Split text into chunks.

img

Example img
The example above illustrates a Flow that stores a document in SQL Server. It uses the Split text action to divide a large document into smaller chunks. Then, for each chunk, an embedding is generated, and the text chunk along with its corresponding embedding is stored in SQL Server as a vector record.

Properties

Name Type Description
Title Optional The name of the action or operation.
Input text Required The text to split into chunks.
Splitter type Required Read documentation below. img
Text chunk variable name Optional The variable name used to store the output chunks.
Description Optional A field to describe the action or its purpose.

Splitter type

Required. Allows selection of a splitting type (algorithm). Based on the selected type, a number of additional properties will be shown.

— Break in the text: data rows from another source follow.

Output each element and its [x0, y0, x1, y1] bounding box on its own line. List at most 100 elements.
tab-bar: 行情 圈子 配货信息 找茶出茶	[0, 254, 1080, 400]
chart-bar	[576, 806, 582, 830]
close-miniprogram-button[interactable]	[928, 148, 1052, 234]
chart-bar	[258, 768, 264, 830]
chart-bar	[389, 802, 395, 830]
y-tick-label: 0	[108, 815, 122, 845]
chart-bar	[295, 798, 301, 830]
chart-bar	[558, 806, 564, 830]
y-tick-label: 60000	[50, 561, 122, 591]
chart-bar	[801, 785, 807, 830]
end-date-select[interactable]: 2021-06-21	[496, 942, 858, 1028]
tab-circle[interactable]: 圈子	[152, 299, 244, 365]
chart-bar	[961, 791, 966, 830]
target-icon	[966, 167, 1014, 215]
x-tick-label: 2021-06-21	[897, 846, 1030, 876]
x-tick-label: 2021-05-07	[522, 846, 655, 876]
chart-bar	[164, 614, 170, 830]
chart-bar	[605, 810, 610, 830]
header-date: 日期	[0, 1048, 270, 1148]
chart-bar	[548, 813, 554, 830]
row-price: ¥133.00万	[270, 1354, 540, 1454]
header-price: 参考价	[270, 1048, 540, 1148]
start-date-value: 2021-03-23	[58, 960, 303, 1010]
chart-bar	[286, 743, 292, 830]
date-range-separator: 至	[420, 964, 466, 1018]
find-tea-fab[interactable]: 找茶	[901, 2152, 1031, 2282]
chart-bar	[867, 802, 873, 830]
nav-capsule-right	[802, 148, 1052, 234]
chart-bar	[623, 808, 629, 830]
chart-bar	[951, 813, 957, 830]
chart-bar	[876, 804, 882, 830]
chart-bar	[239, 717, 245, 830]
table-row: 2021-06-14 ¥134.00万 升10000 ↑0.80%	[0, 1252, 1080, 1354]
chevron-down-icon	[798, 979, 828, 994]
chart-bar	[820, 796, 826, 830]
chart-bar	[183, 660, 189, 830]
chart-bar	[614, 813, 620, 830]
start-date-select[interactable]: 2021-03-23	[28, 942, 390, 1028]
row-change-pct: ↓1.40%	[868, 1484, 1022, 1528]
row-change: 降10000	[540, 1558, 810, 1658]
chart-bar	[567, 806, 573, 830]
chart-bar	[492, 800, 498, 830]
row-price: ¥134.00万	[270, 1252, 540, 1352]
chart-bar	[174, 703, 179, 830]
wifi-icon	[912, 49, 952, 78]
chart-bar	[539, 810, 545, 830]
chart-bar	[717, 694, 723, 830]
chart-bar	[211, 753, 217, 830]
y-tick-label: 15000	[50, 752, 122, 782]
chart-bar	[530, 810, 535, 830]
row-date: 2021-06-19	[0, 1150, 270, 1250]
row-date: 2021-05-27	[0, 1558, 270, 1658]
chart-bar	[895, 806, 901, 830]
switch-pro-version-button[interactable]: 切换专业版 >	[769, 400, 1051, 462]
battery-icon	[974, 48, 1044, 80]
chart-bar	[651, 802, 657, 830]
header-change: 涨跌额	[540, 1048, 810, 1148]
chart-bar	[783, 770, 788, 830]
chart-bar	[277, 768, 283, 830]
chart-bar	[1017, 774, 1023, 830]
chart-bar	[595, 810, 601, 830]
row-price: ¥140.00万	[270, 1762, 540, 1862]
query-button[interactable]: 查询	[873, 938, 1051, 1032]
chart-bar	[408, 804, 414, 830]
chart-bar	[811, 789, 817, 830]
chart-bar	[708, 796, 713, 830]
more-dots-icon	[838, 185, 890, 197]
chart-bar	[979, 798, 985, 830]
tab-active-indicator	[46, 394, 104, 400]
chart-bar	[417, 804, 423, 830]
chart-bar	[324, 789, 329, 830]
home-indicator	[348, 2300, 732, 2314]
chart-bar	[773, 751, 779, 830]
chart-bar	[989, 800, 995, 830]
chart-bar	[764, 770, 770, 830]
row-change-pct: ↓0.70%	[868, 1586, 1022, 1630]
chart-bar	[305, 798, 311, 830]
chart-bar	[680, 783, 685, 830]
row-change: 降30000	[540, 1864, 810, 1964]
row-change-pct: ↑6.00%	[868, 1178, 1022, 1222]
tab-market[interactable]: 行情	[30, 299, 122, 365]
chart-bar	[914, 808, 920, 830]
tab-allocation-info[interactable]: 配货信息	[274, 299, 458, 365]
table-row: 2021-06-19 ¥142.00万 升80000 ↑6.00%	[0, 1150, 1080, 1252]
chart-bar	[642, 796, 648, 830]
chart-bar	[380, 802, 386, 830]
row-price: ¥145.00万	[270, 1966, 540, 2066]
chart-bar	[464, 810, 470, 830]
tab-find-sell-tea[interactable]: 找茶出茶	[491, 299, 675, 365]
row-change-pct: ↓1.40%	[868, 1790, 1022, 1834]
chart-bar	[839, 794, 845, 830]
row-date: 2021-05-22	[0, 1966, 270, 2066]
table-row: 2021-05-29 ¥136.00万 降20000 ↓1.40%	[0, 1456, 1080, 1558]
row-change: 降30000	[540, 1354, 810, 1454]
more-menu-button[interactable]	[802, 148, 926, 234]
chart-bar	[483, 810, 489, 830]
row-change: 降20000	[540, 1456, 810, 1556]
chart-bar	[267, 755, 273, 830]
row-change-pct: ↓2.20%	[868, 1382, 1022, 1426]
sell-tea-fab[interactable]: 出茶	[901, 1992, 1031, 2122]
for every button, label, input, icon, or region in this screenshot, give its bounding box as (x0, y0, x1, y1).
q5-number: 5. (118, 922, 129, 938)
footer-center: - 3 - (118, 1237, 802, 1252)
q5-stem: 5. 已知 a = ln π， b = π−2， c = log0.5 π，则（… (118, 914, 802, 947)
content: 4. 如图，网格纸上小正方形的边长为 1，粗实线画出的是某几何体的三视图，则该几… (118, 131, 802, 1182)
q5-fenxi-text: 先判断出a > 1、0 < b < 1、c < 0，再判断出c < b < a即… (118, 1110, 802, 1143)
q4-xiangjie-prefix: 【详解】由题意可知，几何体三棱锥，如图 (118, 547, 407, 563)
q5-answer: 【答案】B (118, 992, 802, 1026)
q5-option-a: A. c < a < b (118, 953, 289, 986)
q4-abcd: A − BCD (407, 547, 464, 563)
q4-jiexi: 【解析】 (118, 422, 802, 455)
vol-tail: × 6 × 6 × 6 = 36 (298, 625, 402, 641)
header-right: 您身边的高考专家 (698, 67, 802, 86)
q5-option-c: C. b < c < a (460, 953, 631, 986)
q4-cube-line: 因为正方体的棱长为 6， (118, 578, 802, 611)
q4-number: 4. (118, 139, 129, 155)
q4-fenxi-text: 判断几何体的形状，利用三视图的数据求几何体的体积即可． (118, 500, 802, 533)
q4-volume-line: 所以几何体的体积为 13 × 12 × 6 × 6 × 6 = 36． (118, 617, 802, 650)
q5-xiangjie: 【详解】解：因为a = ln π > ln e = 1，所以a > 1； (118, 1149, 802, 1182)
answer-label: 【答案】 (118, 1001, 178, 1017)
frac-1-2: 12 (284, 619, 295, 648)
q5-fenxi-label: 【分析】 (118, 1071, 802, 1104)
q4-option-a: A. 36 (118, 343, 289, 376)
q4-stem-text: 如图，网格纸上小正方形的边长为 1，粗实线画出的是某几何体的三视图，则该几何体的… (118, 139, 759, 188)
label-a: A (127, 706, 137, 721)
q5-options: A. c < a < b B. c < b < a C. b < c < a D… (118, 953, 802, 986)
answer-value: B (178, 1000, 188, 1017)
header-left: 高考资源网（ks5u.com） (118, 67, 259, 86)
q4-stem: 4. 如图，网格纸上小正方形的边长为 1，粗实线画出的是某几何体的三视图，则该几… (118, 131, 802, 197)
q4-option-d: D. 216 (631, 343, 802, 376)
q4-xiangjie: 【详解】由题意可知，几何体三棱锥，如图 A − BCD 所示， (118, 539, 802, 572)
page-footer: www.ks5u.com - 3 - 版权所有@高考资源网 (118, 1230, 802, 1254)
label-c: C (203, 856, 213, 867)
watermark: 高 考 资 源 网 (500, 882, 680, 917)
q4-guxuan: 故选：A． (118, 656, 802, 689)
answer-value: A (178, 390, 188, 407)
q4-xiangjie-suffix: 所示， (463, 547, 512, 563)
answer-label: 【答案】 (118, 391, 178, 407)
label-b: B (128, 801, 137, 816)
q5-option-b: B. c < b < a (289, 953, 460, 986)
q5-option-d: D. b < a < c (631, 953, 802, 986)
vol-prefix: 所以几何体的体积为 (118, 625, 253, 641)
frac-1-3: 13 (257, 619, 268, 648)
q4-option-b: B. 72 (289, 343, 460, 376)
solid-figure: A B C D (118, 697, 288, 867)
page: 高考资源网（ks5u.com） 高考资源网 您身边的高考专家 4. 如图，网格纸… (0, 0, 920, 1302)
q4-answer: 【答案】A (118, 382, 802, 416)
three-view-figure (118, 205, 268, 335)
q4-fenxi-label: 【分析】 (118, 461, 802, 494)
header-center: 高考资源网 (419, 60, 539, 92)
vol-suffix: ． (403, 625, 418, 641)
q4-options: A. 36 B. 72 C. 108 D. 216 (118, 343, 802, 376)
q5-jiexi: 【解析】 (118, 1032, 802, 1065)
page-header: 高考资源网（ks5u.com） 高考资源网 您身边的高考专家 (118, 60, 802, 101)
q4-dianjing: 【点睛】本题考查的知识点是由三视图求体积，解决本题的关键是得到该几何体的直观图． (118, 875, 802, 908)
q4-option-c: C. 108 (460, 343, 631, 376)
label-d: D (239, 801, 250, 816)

Recursive character text splitter:

Splits text by characters into chunks of a specified size, optionally allowing overlap for better context retention.

Additional properties

Name Type Description
Chunk size Required Maximum number of characters in each chunk.
Chunk overlap Optional Number of overlapping characters between chunks.

Token text spiltter:

Divides text based on token count using a chosen encoding, useful for models with token limits.

Additional properties

Name Type Description
Encoder name Required The name of the token encoding to be used.
Max tokens Required The maximum number of tokens per chunk.
Chunk overlap Optional Number of overlapping tokens between chunks.

Markdown header text splitter:

Breaks down documents at specific Markdown headers, ideal for structured texts like articles or reports.

Additional properties

Name Type Description
Headers to split on Optional Comma-separated list of Markdown headers to use as split points.
Include headers in output Optional If enabled, includes the header text in each chunk.

Returns

Split text returns string textChunk.